Neptune Studios is the parent company of Reich's channels. MinutePhysics videos can be viewed through YouTube EDU. Videos from the channel published prior to April 2016 are also made available to download as a podcast.

Some videos of Reich's receive the sponsorship of organizations. For example, a 2017 MinutePhysics video describing the characteristics of neutrino oscillation was sponsored by the Heising-Simons Foundation.

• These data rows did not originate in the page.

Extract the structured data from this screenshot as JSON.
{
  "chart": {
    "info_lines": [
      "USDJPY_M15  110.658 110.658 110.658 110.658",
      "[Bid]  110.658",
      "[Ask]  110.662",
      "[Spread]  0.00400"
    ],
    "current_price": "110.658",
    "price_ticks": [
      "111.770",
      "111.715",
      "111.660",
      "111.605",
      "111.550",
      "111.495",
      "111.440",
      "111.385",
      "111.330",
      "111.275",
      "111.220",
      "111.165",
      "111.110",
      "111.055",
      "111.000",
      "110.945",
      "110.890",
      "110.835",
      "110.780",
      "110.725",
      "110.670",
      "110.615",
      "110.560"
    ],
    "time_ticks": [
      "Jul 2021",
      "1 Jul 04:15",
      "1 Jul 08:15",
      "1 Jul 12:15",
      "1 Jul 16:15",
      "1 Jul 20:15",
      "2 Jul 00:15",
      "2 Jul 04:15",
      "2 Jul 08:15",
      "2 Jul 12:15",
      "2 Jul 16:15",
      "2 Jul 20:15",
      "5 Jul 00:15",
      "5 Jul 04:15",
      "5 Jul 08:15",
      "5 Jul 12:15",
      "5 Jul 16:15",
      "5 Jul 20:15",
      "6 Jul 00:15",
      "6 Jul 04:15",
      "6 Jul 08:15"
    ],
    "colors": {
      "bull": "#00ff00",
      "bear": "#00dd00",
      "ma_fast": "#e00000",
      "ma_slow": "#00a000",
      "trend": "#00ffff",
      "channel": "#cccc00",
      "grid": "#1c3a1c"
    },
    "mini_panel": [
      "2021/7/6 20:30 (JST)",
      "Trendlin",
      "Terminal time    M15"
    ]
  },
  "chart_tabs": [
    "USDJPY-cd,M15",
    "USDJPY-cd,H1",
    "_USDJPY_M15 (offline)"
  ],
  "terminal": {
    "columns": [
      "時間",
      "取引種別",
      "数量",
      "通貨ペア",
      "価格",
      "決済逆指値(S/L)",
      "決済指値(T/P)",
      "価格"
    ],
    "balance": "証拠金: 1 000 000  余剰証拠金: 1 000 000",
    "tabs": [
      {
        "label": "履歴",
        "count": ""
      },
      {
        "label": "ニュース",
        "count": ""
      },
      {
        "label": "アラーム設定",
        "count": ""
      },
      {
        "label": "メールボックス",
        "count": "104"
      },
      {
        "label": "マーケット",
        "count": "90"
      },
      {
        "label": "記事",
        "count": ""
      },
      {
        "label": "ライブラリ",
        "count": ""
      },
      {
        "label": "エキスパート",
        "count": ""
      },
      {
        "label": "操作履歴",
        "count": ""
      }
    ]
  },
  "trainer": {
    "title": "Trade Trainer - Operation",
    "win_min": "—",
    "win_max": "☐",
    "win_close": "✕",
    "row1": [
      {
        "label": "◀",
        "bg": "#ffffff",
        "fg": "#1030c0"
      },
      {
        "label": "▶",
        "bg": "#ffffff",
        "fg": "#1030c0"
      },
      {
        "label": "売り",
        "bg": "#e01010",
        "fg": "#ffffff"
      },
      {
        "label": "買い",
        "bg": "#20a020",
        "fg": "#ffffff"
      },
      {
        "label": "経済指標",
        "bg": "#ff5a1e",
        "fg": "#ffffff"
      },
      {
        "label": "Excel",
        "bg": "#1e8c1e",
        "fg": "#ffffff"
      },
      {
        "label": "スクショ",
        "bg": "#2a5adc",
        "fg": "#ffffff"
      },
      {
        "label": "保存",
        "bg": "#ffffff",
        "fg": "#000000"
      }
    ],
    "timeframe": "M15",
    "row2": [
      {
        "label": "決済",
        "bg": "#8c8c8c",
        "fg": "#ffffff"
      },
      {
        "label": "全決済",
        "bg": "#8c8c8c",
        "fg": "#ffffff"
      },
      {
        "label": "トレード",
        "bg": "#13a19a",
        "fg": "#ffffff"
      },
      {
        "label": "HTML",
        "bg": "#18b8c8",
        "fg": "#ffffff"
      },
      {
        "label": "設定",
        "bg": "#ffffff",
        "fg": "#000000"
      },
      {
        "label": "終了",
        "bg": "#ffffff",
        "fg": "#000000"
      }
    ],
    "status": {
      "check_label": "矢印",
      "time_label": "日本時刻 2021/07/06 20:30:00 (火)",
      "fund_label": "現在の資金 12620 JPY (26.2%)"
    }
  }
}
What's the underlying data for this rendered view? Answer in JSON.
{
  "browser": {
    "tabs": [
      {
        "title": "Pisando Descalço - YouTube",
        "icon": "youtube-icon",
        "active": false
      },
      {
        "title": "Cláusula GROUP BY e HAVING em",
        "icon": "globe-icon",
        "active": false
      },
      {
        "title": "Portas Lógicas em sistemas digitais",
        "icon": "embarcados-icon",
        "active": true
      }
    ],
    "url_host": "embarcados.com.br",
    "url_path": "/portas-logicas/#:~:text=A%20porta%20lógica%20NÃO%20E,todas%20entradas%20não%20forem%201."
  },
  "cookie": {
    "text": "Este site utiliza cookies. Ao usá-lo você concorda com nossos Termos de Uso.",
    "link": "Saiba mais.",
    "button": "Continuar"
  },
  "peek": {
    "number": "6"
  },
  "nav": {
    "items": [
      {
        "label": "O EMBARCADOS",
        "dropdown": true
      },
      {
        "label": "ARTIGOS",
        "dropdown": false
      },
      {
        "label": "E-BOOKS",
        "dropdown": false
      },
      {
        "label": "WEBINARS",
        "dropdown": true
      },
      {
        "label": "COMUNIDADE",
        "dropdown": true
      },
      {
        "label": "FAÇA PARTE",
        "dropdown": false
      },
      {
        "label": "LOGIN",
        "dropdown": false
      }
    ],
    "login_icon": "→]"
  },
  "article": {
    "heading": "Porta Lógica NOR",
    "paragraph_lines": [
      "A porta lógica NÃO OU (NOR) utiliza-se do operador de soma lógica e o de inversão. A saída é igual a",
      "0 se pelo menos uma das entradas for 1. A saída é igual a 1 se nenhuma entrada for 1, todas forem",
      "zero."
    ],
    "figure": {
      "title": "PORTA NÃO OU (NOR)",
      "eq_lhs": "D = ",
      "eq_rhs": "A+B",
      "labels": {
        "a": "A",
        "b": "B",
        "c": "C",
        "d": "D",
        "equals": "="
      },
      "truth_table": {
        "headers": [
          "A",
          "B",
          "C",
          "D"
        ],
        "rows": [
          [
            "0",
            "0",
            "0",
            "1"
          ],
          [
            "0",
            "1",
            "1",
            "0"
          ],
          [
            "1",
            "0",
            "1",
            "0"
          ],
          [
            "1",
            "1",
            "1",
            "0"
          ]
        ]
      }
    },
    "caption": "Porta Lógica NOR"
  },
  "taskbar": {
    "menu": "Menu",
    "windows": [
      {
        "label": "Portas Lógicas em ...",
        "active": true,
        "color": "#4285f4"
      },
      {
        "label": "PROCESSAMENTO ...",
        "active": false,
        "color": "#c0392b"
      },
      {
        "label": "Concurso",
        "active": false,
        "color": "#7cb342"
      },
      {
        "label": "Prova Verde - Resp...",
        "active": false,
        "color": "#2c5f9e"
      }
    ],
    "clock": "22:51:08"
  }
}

MinutePhysics was one of the original founders of the Standard creator community along with Dave Wiskus, CGP Grey, Philipp Dettmer and many other creators. Through Standard, MinutePhysics has released most of his content on Standard's Nebula streaming service, mostly the same videos he posts on YouTube but ad and sponsorship free, but he also releases some Nebula Originals only on the platform, including two exclusive Nebula Originals MinuteBody and The Illegal Alien.

==Reception==
Reich's channels have amassed a considerable following online. By 2015, the National Center for Science Education (NCSE) described MinutePhysics and MinuteEarth as "definitely well known and well received" among an audience of science communicators.

His 2014 "Evolution vs Natural Selection" video on the MinutePhysics channel received criticism from the NCSE. Writing for the NCSE, Stephanie Keep expressed issue with the video's content, stating "not all evolution occurs by natural selection. To think it does lends itself to a hyper-adaptive view of life."